Am frühen Sonntagmorgen entleeren sich die Läuferinnen und Läufer vor Beginn des Marathons in den Gebüschen des Tiergartens, als Wowereit gerade spricht. „Alle Achtung vor der sportlichen Leistung“ – „tolle Sache für Berlin“, so was. Zwischen den Sträuchern und Bäumen gibt es derweil den ersten Wettstreit um die besten Pinkelplätze.
Es ist tolles Marathonwetter, wie so oft in Berlin. Sonnig, noch leicht kühl. Wir betreten die Startblöcke.

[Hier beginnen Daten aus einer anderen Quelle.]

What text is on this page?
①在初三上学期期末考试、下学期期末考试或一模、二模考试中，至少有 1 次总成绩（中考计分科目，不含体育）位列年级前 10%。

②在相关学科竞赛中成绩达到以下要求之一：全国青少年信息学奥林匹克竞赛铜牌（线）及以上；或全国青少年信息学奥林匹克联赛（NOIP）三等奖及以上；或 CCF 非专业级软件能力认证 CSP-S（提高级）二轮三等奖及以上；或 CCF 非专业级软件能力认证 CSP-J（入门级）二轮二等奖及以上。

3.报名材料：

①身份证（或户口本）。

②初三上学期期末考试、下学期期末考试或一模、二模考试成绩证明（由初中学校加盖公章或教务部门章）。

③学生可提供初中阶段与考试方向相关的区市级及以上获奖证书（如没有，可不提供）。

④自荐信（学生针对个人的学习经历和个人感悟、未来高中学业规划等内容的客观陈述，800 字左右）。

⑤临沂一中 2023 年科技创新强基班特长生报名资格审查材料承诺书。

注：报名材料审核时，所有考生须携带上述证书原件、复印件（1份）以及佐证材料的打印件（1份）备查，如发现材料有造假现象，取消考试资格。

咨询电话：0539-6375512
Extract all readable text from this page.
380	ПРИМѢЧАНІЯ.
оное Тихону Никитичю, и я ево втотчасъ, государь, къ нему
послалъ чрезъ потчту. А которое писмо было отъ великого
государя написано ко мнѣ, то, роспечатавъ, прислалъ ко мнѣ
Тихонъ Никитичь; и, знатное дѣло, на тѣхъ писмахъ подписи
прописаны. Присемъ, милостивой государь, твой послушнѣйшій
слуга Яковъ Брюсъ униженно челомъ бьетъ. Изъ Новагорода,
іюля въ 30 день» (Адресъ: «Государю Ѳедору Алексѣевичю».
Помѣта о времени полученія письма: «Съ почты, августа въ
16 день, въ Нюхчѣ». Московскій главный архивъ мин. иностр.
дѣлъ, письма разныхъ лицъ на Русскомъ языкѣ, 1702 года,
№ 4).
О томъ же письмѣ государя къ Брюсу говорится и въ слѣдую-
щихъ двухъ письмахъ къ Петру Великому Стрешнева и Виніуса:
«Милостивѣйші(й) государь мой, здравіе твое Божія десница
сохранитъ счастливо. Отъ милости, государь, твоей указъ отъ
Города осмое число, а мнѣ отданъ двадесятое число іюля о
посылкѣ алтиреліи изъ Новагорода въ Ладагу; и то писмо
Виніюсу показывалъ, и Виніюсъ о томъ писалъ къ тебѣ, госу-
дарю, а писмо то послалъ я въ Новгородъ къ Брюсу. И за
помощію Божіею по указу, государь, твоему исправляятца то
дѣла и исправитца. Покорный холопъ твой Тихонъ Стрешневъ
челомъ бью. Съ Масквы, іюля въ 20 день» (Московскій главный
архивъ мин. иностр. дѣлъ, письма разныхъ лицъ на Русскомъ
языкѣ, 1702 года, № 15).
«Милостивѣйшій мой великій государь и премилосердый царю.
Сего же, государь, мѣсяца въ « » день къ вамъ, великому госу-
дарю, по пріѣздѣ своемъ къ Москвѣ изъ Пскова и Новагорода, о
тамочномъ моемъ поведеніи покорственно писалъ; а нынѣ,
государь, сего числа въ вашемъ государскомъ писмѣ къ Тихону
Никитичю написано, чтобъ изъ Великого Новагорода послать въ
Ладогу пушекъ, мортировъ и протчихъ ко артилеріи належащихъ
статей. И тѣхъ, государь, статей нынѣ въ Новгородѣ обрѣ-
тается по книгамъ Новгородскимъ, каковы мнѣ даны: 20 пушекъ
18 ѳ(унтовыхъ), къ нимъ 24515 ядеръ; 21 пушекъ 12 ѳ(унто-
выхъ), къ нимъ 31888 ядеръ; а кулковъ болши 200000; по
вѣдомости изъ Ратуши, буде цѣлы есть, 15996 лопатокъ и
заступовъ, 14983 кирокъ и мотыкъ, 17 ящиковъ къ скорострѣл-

Über die Lautsprecher werden gerade alle Teilnehmer in ihren Landessprachen begrüßt. Auch die Bayern.
Beim Start über die 42,195 Kilometer geht mir ein Satz aus Haruki Murakamis Buch „Wovon ich rede, wenn ich vom Laufen rede“ durch den Kopf. „Leiden ist eine Option“, heißt er. Murakami selbst hat Ultraläufe, also Strecken von mindestens 100 Kilometern, bestritten. Mir kommt es auch einigermaßen selbstverständlich vor, hin und wieder einen Marathon zu laufen. Man muss sich ja jedes Mal aufs Neue selbst besiegen, und man muss jedes Mal aufs Neue die Uhr besiegen. Auch, als ich 39 Kilometer später mit jedem meiner Schritte hadere, stellt sich mir nicht die Frage nach dem Warum.
Die Stadt zieht sehr schnell an einem vorbei: Torstraße, Fernsehturm, Michaelbrücke, Moritzplatz, Kottbusser Tor. Überall Kuhglocken, Klatschpappen, „Go-go-go“! Bei den Yorckbrücken ist die halbe Distanz geschafft, bis hier läuft alles bestens.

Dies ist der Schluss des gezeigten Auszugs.